When World War I began in 1914, President Woodrow Wilson's sympathies clearly lay with the British. Nevertheless, he quickly proclaimed US neutrality and urged his fellow Americans to be impartial in both thought and deed. Wilson himself, however, leaned more and more toward the Allied side as the war proceeded. Still, he recognized that the great majority of Americans wanted no part of the fighting in Europe, and in 1916 he sought reelection successfully on the appealing slogan, "He Kept Us Out of War."

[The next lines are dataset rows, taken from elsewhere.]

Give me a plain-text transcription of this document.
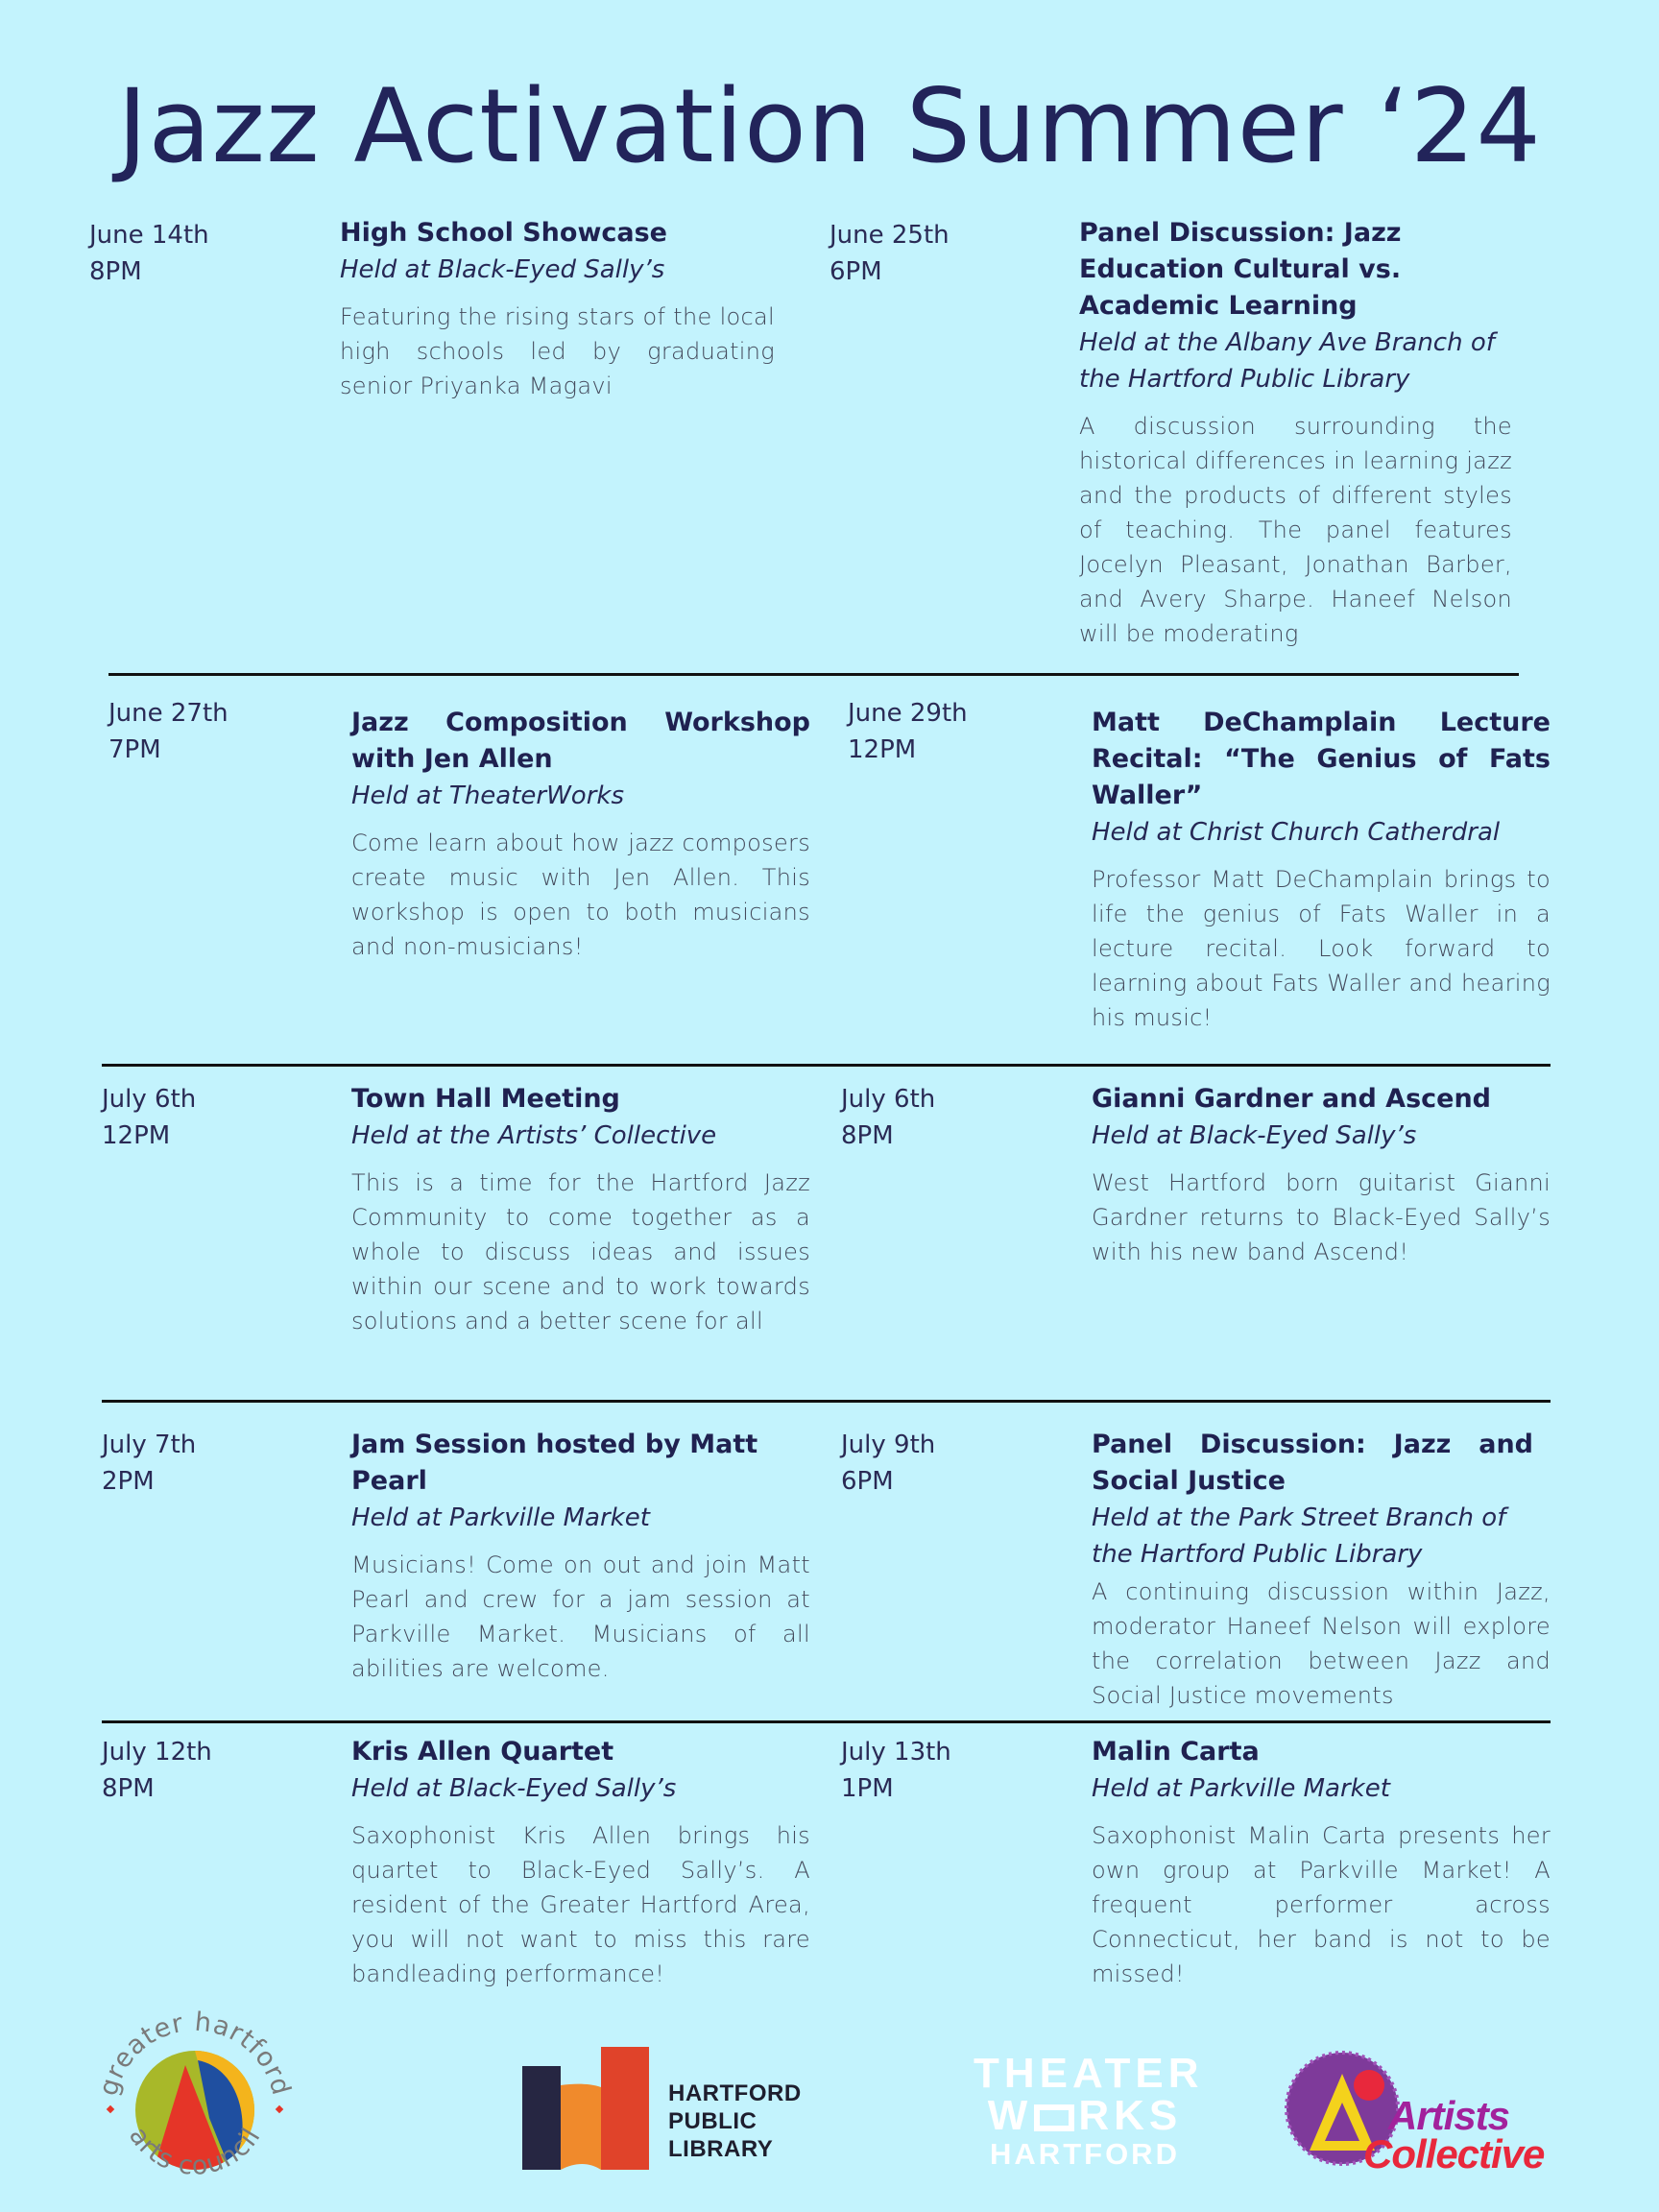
Jazz Activation Summer ‘24
June 14th
8PM
High School Showcase
Held at Black-Eyed Sally’s
Featuring the rising stars of the local high schools led by graduating senior Priyanka Magavi
June 25th
6PM
Panel Discussion: Jazz Education Cultural vs. Academic Learning
Held at the Albany Ave Branch of the Hartford Public Library
A discussion surrounding the historical differences in learning jazz and the products of different styles of teaching. The panel features Jocelyn Pleasant, Jonathan Barber, and Avery Sharpe. Haneef Nelson will be moderating
June 27th
7PM
Jazz Composition Workshop with Jen Allen
Held at TheaterWorks
Come learn about how jazz composers create music with Jen Allen. This workshop is open to both musicians and non-musicians!
June 29th
12PM
Matt DeChamplain Lecture Recital: “The Genius of Fats Waller”
Held at Christ Church Catherdral
Professor Matt DeChamplain brings to life the genius of Fats Waller in a lecture recital. Look forward to learning about Fats Waller and hearing his music!
July 6th
12PM
Town Hall Meeting
Held at the Artists’ Collective
This is a time for the Hartford Jazz Community to come together as a whole to discuss ideas and issues within our scene and to work towards solutions and a better scene for all
July 6th
8PM
Gianni Gardner and Ascend
Held at Black-Eyed Sally’s
West Hartford born guitarist Gianni Gardner returns to Black-Eyed Sally’s with his new band Ascend!
July 7th
2PM
Jam Session hosted by Matt Pearl
Held at Parkville Market
Musicians! Come on out and join Matt Pearl and crew for a jam session at Parkville Market. Musicians of all abilities are welcome.
July 9th
6PM
Panel Discussion: Jazz and Social Justice
Held at the Park Street Branch of the Hartford Public Library
A continuing discussion within Jazz, moderator Haneef Nelson will explore the correlation between Jazz and Social Justice movements
July 12th
8PM
Kris Allen Quartet
Held at Black-Eyed Sally’s
Saxophonist Kris Allen brings his quartet to Black-Eyed Sally’s. A resident of the Greater Hartford Area, you will not want to miss this rare bandleading performance!
July 13th
1PM
Malin Carta
Held at Parkville Market
Saxophonist Malin Carta presents her own group at Parkville Market! A frequent performer across Connecticut, her band is not to be missed!
greater hartford
arts council
HARTFORD
PUBLIC
LIBRARY
THEATER
W RKS
HARTFORD
Artists
Collective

Soon after his second inauguration, however, he asked Congress for a declaration of war, which was approved, although six senators and fifty members of the House of Representatives had the wit or wisdom to vote against it. Wilson promised this war would be "the war to end all wars," but wars aplenty have taken place since the guns fell silent in 1918, leaving their unprecedented carnage -- nearly nine million dead and more than twenty million wounded, many of them hideously disfigured or crippled for life, as well as perhaps ten million civilians who died of starvation or disease as a result of the war's destruction of resources and its interruption of commerce.
And what did the United States or the world gain? Only a twenty-year reprieve before the war's smoldering embers burst into flame again.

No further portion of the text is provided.